Intoxication with consequences: laughing gas cartridges and balloons in a park. Photo

© Teresa Dapp/dpa

Accidents or even neurological damage, permanent damage cannot be ruled out: warnings about nitrous oxide consumption are piling up. The minister now wants to take action.

Federal Health Minister Karl Lauterbach wants to quickly introduce stricter rules to prevent the sale of nitrous oxide as Party drugs, especially among young people. “We will come up with a regulation quickly,” said the SPD politician on Friday in the ARD “Morgenmagazin.” As one possibility, he mentioned the proposal from Lower Saxony to add laughing gas to the list of psychoactive substances, with very strict rules for its sale. “We are now tackling this very quickly,” assured the minister.
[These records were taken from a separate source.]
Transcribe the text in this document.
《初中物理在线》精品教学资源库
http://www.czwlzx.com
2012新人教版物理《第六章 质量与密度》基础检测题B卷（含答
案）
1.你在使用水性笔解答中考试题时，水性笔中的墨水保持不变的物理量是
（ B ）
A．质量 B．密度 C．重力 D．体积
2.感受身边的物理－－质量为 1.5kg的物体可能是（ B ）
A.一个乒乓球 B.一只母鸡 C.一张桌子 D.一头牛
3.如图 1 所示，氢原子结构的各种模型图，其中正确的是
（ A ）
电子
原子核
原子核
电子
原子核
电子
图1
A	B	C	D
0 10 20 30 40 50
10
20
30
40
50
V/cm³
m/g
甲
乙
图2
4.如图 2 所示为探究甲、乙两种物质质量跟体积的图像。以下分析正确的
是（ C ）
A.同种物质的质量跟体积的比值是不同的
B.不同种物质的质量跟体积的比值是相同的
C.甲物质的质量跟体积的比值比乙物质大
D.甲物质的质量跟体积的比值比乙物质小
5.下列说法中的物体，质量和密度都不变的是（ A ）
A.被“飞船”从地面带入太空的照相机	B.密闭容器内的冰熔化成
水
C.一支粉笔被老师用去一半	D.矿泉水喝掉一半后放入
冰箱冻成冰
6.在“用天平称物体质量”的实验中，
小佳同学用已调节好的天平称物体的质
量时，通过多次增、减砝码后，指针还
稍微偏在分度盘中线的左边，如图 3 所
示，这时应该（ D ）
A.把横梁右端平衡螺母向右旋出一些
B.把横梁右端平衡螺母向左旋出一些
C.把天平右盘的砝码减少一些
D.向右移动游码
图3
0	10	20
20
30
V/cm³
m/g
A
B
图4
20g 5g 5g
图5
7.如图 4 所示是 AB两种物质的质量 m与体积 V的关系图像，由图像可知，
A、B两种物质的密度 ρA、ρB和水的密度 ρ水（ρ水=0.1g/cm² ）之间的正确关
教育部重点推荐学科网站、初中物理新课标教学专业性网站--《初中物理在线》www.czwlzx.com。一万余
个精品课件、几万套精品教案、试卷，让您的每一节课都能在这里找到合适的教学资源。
Until a regulation is passed, Lauterbach recommended that parents educate their children. “It sounds funny and harmless. But it isn’t,” warned the SPD politician. Regular consumption could lead to accidents or even neurological damage. Permanent damage cannot be ruled out either. “It is very dangerous for children and young people,” said Lauterbach. The minister does not believe a ban is possible because laughing gas is also used industrially.

Doctor: “The problem is that it is underestimated”

Cologne doctor Volker Limmroth called for strict restrictions on the availability of laughing gas. “The problem is that it is underestimated,” said Limmroth, chief physician of the neurology clinic in Cologne-Merheim, on Friday in the ARD “Morgenmagazin”. It has so far been legal, cheap and available. “You can even get it at the kiosk next to every school now. And that has to stop. The availability has to be stopped,” he said. “An anesthetic does not belong on general sale, it belongs in the hands of doctors. And not between gummy bears.”

In Germany, the sale and consumption of laughing gas is not prohibited. The German Society of Neurology recently warned of the dangers. Consumption is increasing, particularly among adolescents and young adults. According to the Lower Saxony Medical Association, laughing gas is not classified as a drug under the Narcotics Act.